Любопытно, что, рисуя судьбу этого персонажа, Пушкин сознательно и взвешенно отступает от исторической канвы, на которую готов сослаться как на „план” своей драмы, — от „Истории государства Российского”.

Давно замечено, что в пушкинской пьесе всего четыре датированных сцены, три из которых (что подчеркнуто точным указанием дня и месяца, а не только года) точно соответствуют историческим источникам. Но вот дата „1603 года” у сцены „Ночь. Келья в Чудовом монастыре” заведома неверна. У Карамзина это событие — в соответствии с документальными источниками — отнесено к февралю 1602 г.17 Пушкин же в рукописи, приступая к работе над пьесой и начиная ее с конспекта из Карамзина, тут же вычисляет, спустя сколько лет после убийства царевича Димитрия должны развернуться основные события его пьесы: он прибавляет к 1591 году сначала 11, потом 12 и наконец 13 лет и получает год 1604.18 Следы такого расчета отзовутся в тексте пьесы, см.:

Григорий

Каких был лет царевич убиенный?

Пимен

Да лет семи; ему бы нынче было — (Тому прошло уж десять лет... нет, больше: Двенадцать лет) — он был бы твой ровесник...
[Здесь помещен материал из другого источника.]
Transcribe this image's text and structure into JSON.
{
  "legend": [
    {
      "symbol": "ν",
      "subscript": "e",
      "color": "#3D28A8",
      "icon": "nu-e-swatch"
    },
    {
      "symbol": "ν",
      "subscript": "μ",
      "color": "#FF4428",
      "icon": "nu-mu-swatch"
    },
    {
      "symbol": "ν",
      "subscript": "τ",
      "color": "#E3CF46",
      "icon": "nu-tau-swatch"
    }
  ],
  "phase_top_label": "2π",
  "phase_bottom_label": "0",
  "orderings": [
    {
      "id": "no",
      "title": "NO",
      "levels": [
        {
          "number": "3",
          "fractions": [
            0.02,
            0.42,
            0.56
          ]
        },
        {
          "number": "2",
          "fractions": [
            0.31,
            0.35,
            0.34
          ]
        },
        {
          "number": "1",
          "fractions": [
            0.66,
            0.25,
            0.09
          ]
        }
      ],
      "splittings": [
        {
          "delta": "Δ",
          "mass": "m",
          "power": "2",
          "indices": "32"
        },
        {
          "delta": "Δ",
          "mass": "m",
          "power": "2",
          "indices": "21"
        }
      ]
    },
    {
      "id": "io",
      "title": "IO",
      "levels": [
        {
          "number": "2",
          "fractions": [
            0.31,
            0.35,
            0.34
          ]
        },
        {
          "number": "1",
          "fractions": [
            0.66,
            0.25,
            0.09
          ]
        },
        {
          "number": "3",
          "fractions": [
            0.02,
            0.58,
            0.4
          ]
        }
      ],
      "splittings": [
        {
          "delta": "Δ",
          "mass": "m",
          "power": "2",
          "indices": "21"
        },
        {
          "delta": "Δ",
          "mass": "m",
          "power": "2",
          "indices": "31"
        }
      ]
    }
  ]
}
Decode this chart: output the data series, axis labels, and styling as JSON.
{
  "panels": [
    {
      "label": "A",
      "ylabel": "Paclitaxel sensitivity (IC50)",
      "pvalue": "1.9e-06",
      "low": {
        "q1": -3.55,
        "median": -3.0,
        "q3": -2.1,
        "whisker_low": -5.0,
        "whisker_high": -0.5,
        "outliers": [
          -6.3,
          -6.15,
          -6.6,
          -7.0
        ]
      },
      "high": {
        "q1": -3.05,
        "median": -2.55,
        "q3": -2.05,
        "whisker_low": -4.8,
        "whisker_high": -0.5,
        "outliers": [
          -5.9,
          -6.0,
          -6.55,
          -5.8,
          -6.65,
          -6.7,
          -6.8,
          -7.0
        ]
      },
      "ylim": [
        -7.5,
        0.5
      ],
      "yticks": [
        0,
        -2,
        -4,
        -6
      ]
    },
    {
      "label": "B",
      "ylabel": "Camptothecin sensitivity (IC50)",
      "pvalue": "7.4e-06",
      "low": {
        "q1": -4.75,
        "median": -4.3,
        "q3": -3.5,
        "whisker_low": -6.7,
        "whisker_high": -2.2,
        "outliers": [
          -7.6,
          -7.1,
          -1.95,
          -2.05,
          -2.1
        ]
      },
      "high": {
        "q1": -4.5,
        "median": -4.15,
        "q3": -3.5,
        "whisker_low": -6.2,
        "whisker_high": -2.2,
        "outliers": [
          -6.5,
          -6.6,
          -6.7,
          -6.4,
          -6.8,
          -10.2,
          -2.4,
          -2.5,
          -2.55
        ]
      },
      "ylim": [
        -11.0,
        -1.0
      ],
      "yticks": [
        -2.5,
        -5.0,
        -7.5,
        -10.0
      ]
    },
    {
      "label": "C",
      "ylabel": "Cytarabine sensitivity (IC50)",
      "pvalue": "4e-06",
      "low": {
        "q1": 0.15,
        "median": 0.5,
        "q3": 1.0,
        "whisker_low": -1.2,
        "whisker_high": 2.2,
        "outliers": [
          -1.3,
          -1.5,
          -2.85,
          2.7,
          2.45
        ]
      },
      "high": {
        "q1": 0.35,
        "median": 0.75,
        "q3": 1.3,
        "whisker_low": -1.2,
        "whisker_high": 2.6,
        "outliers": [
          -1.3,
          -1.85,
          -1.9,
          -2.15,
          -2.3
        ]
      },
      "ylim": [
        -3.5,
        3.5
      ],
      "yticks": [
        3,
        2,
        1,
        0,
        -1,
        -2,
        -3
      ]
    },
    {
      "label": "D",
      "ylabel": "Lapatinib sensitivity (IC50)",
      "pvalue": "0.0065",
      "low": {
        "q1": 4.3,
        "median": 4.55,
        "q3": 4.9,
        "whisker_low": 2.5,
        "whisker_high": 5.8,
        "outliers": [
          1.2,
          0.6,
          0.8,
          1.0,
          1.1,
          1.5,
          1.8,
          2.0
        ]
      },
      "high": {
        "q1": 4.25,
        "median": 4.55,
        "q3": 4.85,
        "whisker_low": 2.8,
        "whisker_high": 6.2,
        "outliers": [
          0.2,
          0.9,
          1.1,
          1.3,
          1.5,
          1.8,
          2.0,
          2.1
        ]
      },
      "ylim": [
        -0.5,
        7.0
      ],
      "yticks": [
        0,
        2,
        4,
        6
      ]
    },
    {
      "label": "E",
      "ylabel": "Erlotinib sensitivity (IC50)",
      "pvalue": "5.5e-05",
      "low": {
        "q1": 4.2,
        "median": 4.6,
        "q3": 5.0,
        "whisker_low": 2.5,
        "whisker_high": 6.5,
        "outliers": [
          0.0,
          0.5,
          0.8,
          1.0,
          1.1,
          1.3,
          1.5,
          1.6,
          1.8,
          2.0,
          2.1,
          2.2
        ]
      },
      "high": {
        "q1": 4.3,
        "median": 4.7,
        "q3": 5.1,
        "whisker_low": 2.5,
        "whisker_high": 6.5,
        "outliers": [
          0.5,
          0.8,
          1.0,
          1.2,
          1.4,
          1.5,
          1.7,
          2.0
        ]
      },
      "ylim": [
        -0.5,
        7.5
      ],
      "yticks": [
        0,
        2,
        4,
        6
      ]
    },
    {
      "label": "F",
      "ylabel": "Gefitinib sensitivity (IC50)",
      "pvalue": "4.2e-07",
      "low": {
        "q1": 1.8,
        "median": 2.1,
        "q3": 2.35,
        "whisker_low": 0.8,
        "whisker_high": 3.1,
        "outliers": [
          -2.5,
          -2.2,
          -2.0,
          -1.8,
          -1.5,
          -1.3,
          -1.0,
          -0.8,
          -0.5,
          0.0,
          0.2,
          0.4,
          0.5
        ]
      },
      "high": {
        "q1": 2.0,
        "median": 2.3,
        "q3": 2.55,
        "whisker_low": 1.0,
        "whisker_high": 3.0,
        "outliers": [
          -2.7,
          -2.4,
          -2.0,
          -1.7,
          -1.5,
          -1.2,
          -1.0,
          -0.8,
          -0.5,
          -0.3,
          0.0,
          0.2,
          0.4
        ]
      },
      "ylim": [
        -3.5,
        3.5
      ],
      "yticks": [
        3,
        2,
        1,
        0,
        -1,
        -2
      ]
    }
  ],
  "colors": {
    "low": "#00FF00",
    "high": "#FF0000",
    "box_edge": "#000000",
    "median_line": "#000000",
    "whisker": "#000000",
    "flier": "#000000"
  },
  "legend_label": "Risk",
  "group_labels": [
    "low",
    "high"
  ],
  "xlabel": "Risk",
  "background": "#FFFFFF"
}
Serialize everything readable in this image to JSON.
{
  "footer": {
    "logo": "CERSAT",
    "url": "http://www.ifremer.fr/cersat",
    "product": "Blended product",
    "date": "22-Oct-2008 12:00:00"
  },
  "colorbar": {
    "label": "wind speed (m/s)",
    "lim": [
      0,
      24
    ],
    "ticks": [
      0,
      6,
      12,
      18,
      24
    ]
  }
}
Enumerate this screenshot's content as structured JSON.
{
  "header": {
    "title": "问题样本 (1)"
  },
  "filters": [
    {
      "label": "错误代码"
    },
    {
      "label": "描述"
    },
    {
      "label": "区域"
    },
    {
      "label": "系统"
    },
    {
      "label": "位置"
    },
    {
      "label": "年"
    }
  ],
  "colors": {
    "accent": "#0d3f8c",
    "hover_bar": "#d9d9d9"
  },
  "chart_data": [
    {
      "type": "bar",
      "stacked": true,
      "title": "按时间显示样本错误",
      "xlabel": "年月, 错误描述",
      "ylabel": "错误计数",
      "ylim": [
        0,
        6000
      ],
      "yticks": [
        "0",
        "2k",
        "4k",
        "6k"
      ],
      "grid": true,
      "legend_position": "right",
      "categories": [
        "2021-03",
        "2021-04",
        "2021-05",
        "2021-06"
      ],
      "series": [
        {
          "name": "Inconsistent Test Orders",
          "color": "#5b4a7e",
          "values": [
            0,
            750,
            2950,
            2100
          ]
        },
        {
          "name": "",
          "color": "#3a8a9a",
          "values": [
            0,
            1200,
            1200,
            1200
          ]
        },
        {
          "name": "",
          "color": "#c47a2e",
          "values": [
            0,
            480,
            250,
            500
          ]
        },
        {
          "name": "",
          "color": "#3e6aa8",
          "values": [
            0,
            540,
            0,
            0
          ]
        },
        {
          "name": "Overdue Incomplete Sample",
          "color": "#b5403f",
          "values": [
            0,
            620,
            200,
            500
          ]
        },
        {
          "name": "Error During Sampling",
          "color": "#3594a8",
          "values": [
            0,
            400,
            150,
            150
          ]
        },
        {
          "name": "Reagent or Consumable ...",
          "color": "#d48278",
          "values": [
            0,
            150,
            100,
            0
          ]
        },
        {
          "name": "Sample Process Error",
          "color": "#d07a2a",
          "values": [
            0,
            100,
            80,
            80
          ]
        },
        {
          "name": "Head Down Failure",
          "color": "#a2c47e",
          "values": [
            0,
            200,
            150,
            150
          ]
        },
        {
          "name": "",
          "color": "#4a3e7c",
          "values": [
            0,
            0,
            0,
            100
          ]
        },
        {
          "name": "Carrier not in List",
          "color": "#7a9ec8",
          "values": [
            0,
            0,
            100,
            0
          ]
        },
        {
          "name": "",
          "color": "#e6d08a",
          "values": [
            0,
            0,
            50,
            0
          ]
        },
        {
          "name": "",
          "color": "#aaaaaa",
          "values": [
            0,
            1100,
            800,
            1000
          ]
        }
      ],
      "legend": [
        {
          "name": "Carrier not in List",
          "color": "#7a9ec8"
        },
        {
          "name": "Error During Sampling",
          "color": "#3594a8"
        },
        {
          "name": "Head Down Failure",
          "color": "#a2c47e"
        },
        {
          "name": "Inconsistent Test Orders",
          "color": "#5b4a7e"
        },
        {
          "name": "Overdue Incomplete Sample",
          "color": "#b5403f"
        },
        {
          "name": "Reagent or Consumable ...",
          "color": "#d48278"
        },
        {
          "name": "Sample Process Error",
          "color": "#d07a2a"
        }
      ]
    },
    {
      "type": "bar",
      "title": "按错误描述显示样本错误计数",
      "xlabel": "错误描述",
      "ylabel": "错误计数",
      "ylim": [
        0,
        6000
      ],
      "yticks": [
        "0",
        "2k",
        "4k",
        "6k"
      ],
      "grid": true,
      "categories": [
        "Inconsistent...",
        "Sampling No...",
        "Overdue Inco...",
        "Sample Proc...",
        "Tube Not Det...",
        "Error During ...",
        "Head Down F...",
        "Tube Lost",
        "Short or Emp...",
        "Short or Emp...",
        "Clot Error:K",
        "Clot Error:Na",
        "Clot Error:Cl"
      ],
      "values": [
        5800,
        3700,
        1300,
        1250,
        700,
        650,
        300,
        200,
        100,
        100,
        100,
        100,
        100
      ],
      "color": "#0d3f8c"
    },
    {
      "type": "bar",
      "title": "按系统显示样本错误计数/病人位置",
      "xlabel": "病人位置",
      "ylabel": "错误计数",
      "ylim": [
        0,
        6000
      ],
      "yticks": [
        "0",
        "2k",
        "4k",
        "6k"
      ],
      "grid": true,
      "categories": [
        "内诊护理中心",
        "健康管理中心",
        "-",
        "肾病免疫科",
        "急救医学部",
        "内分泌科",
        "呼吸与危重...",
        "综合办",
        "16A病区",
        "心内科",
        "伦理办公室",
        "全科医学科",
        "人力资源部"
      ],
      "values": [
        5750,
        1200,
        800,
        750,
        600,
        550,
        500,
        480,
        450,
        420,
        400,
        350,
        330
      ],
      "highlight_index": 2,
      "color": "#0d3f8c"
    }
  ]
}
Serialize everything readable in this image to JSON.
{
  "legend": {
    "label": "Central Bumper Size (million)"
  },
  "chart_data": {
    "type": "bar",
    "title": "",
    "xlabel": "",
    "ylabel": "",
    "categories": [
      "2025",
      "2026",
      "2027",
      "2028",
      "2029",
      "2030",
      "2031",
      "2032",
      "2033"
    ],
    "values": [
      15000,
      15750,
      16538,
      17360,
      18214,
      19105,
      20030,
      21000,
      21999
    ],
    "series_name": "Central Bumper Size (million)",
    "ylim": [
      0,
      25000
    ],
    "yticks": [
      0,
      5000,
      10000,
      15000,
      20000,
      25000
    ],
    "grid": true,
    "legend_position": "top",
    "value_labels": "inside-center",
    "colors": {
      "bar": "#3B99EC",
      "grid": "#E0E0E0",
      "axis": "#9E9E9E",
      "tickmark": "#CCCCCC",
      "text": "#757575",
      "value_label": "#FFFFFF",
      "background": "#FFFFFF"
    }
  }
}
                          (VII, 22)

И ниже:

Царь

Так вот зачем тринадцать лет мне сряду Все снилося убитое дитя!

   (VII, 49)

Более того — согласно сценическому действию, Григорий сразу же бежит в Польшу, и вскоре уже объявлен там царевичем Димитрием, чтобы 16 октября 1604 г. (сцена „Граница Литовская”) перейти с полками русскую границу. Это

105

в свою очередь приводит к сбою обратного времени в драме; дважды самозванец вспомнит о своем пребывании на Дону:

Под клобуком, свой замысле отважный Обдумал я, готовил миру чудо — И наконец из келии бежал К украинцам, в их буйные курени, Владеть конем и саблей научился; Явился к вам; Димитрием назвался...

        (VII, 61)

Повторю, в сценическом действии у Пушкина все иначе: и бежал Отрепьев внезапно (не „наконец”, не „обдумав” „заветного замысла”), да и на Дону побывать (тем более там научиться владеть конем и саблей) просто не успел.